The last student is my newest.  She just began school, but her mom taught her some reading, and it seems she has a pretty good grasp of the idea that letters have individual sounds and therefore words can be sounded out (at least in Spanish).  She is proud of herself when she finishes a lesson.

Usually siblings arrive with the students, and so there are often children playing in the room while class is in session.  Perhaps it´s not the ideal environment for the reading, since the room can get quite noisy, but I´m glad that the children feel comfortable coming to our house and that their parents trust us.  It is one more way to build bridges in this community.  We recently attended two different parties given by our neighbors, because the children asked their parents to invite us.  At those parties we have the opportunity to talk with the adults and meet other neighbors.

Monday, August 13, 2012

Jesús transforma vidas

Abraham and I just finished the second VBS of our summer.  My sister Joy was visiting during the first VBS which was at the church Dios es Amor.  She and I helped Monday, Wednesday, and Friday in the babies´ room, and Abraham helped every day with the games.  The theme for that VBS was El Soldado de Dios (God´s soldier), and it was planned for and prepared by a team at the church.

The second VBS was the one at our home in Huejotzingo.  Several months before, Abraham found a curriculum at http://contare.org/, a site dedicated to training people to tell Bible stories verbally so that others can learn the stories and tell them to friends and family.  
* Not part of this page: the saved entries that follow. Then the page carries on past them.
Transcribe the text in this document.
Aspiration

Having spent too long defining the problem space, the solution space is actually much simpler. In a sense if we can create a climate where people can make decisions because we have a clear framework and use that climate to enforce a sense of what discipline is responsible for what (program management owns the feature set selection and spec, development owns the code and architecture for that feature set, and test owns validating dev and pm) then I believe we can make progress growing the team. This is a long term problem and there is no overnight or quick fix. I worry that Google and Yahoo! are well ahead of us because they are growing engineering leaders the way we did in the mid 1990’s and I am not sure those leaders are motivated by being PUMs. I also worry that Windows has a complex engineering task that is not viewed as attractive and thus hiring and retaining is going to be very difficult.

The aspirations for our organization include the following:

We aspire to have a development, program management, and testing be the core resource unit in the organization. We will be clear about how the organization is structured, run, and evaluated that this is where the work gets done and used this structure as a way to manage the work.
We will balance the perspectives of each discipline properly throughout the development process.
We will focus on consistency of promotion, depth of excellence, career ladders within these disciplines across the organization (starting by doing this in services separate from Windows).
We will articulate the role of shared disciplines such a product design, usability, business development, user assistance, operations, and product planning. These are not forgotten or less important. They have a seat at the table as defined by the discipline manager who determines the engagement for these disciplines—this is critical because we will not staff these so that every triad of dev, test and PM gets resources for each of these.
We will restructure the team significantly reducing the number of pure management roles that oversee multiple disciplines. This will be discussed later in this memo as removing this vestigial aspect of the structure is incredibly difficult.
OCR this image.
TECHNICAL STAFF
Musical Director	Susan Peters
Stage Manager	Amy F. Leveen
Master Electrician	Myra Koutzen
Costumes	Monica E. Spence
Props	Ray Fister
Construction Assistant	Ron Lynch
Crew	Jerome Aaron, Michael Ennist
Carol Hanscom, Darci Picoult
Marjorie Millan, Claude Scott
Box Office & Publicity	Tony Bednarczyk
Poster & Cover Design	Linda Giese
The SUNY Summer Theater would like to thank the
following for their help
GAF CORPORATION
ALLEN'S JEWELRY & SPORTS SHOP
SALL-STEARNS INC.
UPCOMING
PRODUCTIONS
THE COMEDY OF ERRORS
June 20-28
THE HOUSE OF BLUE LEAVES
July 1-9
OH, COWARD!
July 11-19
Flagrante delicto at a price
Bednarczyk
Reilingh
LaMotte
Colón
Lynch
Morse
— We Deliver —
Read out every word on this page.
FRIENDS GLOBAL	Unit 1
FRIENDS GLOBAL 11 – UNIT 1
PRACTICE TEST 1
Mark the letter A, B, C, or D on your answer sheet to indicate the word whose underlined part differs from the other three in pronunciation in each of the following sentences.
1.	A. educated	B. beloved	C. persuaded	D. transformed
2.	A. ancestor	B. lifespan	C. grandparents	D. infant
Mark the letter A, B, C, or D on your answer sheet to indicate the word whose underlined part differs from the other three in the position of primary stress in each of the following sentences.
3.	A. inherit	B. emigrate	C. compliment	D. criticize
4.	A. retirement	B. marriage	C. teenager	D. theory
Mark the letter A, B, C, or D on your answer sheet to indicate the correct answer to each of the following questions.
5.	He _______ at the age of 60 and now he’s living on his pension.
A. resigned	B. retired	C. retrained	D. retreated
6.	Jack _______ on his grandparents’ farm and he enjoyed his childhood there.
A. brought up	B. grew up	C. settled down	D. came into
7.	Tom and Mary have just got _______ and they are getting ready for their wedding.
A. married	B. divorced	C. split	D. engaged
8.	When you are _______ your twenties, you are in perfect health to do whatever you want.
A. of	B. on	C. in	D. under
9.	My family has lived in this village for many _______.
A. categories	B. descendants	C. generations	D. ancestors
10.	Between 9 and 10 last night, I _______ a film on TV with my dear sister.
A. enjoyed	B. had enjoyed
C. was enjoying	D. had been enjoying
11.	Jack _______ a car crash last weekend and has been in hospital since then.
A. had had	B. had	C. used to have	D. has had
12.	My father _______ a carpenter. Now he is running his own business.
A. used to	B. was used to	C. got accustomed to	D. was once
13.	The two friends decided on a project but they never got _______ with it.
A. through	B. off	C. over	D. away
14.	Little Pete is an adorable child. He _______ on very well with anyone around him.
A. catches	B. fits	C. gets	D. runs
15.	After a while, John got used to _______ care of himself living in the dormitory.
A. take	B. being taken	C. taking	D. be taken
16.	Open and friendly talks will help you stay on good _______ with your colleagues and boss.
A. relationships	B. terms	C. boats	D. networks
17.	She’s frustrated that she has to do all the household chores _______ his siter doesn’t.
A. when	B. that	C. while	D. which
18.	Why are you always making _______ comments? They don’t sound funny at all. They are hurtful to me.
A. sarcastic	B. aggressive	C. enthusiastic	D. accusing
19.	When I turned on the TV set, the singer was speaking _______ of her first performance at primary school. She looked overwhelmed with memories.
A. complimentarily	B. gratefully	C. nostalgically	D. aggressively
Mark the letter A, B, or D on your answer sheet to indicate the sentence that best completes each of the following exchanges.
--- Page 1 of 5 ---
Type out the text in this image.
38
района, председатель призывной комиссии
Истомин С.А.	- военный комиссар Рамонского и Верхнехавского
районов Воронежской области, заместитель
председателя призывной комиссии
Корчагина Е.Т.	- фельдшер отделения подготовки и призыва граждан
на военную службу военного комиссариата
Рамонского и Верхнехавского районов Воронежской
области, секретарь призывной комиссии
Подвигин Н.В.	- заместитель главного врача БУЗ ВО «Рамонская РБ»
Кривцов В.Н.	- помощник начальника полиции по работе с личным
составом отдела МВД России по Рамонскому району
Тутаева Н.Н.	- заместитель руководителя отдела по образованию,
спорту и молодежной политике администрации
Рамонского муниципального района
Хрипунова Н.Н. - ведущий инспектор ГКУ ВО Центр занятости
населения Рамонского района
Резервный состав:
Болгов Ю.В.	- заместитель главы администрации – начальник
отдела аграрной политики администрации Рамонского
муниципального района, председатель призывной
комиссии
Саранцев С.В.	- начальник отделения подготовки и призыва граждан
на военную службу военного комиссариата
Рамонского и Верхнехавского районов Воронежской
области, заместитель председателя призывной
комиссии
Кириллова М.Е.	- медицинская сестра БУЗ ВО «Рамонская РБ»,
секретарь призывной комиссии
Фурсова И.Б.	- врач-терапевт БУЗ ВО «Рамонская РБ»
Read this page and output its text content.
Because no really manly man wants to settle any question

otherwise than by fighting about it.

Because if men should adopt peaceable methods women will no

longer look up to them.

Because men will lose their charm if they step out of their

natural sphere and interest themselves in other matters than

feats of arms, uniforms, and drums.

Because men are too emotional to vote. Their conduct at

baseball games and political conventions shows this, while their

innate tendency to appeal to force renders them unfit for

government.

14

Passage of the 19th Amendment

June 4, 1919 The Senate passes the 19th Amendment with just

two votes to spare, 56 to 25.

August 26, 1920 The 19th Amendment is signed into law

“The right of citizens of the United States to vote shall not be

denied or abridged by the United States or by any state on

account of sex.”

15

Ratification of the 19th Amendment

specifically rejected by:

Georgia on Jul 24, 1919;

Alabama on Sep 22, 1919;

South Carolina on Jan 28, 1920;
We decided to try the VBS curriculum with the theme Jesus Transforms Lives.  Each day featured a different person who had contact with Jesus:  the Samaritan woman, the man who had been Legion, Zaccheus, the Samaritan leper, and Peter.  The Bible stories had been edited to make them into personal testimonies, and five different people memorized and presented the monologues to the children.
 
Preparing for the VBS took considerable work, even though the curriculum was already online.  We had to print out pages, edit some material, make copies, buy supplies, draw and color posters, choose and learn songs, and plan games.  We decided to include the daily verses in all of the games and activities, with the result that the children thoroughly memorized five verses by the end of the week.
One of the verses in a game
 It was an exhausting but rewarding week.  A large group of teens and adults came to our home from Dios es Amor each day to help with the activities.  They pitched in with preparation in the morning, added finishing touches to the games, helped serve snack and guided the children in verse practice during snack time, sang enthusiastically, explained the hand-crafts and papers that reenforced the day´s stories, and cleaned up after the children returned to their homes.  Four of the helpers memorized the Bible stories and presented them in monologues during meeting time.  Five families from the church donated snacks for the kids.

Throughout the week, our son Abishael accepted the complete disruption of his schedule with relative calm.  He was carried by different people during the VBS hours, and he sometimes slept almost the entire time the kids were at our house.  It was only toward the end of the VBS hours when he began to fuss, and when I took him to our room and let him play quietly on the bed, he recovered his cheer.
Quite a few children missed the closure on Sunday, but the ones who came enjoyed the time.  The older group of children recited all five Bible verses of the week, the last two verses with sign language as well as speaking.  The younger group said one verse all by themselves and sang a song.  Three mothers joined their children at the closure, which was the first time that any parents had attended a VBS closure.

Please pray for the children who attended.  Several of them told us that they repeated the stories at home in the afternoons.  Pray for the families as well, that the stories of transformation would touch their hearts.  Pray also for Abraham and I as we return our home to its normal state, rather than have piles of stuff all over.  Pray too as we plan to visit the families of the children who came to VBS, that relationships could be established and lives changed.